Decided April 29, 2009
- Full case name: Kansas v. Ventris
- Citations: 556 U.S. 586 (more)

Holding
- A statement collected in violation of the Sixth Amendment may be admissible to impeach inconsistent testimony at trial.

Court membership
- Chief Justice John Roberts Associate Justices John P. Stevens · Antonin Scalia Anthony Kennedy · David Souter Clarence Thomas · Ruth Bader Ginsburg Stephen Breyer · Samuel Alito

Case opinions
- Majority: Scalia
- Dissent: Stevens, joined by Ginsburg

= Kansas v. Ventris =

Kansas v. Ventris, , was a United States Supreme Court case in which the court held that a statement collected in violation of the Sixth Amendment may be admissible to impeach inconsistent testimony at trial.

==Background==

Donnie Ray Ventris and Rhonda Theel were charged with murder and other crimes. Prior to trial, an informant planted in Ventris's cell heard him admit to shooting and robbing the victim, but Ventris testified at trial that Theel committed the crimes. When the State sought to call the informant to testify to his contradictory statement, Ventris objected. The State conceded that Ventris's Sixth Amendment right to counsel had likely been violated, meaning it was not admissible for the State's case-in-chief. However, the State argued that the statement was admissible for impeachment purposes.

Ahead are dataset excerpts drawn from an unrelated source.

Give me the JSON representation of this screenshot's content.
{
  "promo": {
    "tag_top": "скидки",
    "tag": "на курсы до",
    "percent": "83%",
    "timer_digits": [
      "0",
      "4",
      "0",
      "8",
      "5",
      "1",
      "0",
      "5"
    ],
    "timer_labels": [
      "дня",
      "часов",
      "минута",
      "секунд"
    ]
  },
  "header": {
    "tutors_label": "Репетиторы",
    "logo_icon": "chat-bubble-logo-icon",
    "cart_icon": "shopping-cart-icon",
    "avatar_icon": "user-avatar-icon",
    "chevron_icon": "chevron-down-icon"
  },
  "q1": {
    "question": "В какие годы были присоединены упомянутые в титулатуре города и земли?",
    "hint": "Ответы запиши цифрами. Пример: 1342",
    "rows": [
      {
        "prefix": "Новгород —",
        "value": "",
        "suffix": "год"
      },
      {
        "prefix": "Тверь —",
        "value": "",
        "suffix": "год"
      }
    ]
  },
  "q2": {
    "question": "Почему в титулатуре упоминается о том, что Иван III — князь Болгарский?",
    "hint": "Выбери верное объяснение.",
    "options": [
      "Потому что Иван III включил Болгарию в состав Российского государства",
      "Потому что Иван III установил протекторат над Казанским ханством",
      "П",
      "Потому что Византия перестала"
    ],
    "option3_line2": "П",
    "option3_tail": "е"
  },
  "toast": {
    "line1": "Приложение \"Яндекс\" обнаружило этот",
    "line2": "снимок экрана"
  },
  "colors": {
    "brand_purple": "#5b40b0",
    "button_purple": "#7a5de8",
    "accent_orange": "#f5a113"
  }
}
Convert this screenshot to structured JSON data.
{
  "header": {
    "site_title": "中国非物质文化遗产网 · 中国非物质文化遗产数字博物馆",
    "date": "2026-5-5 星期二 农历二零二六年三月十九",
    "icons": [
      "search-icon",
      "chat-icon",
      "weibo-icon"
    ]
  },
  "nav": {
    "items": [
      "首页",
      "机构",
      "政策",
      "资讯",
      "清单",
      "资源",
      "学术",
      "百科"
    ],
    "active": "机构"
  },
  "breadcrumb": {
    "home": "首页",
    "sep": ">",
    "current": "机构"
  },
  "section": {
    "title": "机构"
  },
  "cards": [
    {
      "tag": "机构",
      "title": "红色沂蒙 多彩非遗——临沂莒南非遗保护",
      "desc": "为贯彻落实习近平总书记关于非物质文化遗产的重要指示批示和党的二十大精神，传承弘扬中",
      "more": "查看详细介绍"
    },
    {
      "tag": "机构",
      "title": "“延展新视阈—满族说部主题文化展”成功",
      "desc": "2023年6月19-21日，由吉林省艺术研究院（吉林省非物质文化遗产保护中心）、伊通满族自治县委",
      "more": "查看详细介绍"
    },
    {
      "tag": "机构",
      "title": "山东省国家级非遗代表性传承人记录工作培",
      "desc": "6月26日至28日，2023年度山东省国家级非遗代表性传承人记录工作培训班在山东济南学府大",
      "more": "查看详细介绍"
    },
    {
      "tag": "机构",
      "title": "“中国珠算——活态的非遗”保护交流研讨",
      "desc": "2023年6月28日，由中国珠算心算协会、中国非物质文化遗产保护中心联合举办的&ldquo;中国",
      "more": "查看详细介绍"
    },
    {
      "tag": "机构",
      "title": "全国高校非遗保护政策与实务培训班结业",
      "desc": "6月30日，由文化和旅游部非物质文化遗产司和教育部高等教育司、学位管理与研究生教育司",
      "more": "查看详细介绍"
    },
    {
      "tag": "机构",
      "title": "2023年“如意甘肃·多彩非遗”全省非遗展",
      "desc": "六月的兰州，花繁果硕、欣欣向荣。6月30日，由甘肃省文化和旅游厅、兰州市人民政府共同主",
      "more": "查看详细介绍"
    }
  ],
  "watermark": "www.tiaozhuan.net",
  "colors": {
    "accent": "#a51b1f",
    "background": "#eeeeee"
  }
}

The trial court allowed the testimony. The jury convicted Ventris of aggravated burglary and aggravated robbery. Reversing, the Kansas Supreme Court held that the informant's statements were not admissible for any reason, including impeachment.

==Opinion of the court==

The Supreme Court issued a writ of certiorari to the Supreme Court of Kansas. It opined that the accused's statement to the informant, concededly elicited in violation of the Sixth Amendment, was admissible to impeach his inconsistent testimony at trial.